Grief is Normal, But That Doesn’t Mean It’s Not Life Changing

How to Address the Emotional Manifestations of Grief


Have you ever woken up with your heart pounding and thoughts racing in the middle of your grief and wondered, am I the only one who feels this way? Have you gone through the motions of a day, numb and in a daze, and thought, is this normal? Have you replayed your loss over and over in your head, wondering what you could have done differently, and asked yourself if anyone else does the same? 

The answer to all of the above is yes: it’s all normal. Grief is a natural human response to loss, and it can manifest in many different ways. Grief can be physical, like when your stomach aches and your chest is tight. It can be behavioral, like when you don’t feel like doing anything or seeing anyone. And it can be emotional, like when you feel a complicated mix of rage and relief or when your sadness overwhelms you. 

In our evidence-based grief support program, Moving Forward, we identify and work through the varied manifestations of grief. Grief is such a difficult experience because it’s necessary, yet painful. It doesn’t feel good to feel lonely, anxious, and angry, but we need to feel the emotions that arise so that we don’t get stuck in our grief. We’re used to living in a world that’s focused on always feeling better, instead of just feeling. 
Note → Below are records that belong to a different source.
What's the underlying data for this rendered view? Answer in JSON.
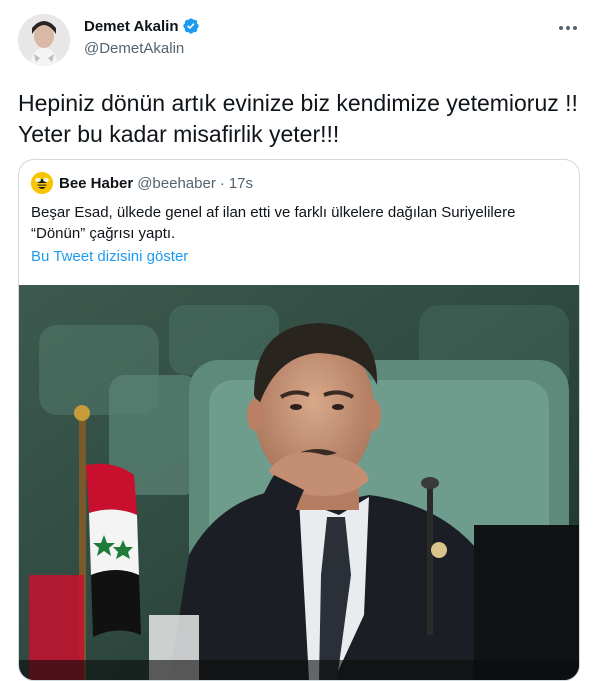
{
  "tweet": {
    "author": {
      "display_name": "Demet Akalin",
      "handle": "@DemetAkalin",
      "verified": true
    },
    "text": "Hepiniz dönün artık evinize biz kendimize yetemioruz !! Yeter bu kadar misafirlik yeter!!!",
    "more_icon": "more-horizontal-icon"
  },
  "quote": {
    "author": {
      "display_name": "Bee Haber",
      "handle": "@beehaber",
      "separator": "·",
      "time": "17s"
    },
    "text": "Beşar Esad, ülkede genel af ilan etti ve farklı ülkelere dağılan Suriyelilere “Dönün” çağrısı yaptı.",
    "show_thread": "Bu Tweet dizisini göster",
    "media_description": "photo"
  },
  "colors": {
    "text_primary": "#0f1419",
    "text_secondary": "#536471",
    "link": "#1d9bf0",
    "border": "#cfd9de",
    "verified": "#1d9bf0"
  }
}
Anxiety is one of those feelings that many grievers experience, but isn’t as talked about as anger or sadness. We’ll share a technique to address anxiety that shows one way you can approach the big emotions of grief. First, let’s define what anxiety is: it is the fear of threats to values essential to people’s existence. That might look like anxiety around your identity: when your parent dies, how does that affect the way you see yourself as a daughter or son? It might look like losing a sense of meaning in life, or fears around your own health and vulnerability.

Remember that these feelings are normal. Then, sit with your anxiety and break it down into specific fears. You can fill in the blanks of simple sentences to get you started:

  • I’m afraid of  _____________
  • I’m worried that  ___________
  • I’m anxious about __________

Come up with as many statements as you need, and try to make them as concrete as possible. For example, instead of thinking “I’m anxious about the future,” break that down to, “I’m anxious about who will take care of me in my older years since my partner’s death” or “I’m worried about how I’ll be able to afford retirement without my spouse’s income.” 

Next, respond to each fear separately. Take your time going through each one, and seek methods for relaxation as you do so (meditation and exercise are great places to start). Take breaks. And as you think about each concern, recognize the elements that you can control. You don’t know whether you’ll face serious health issues, but you can focus on preventative care to stay as healthy as possible. You can’t control when your loved ones will die, but you can control how much you prioritize spending meaningful time with them. 

Exercises like this one are important tools in processing your grief, and, in time, adapting to the big changes in your life. No matter how grief manifests for you, give yourself time and permission to let it happen. You don’t need to problem solve or fix your grief. You just need to sit with it.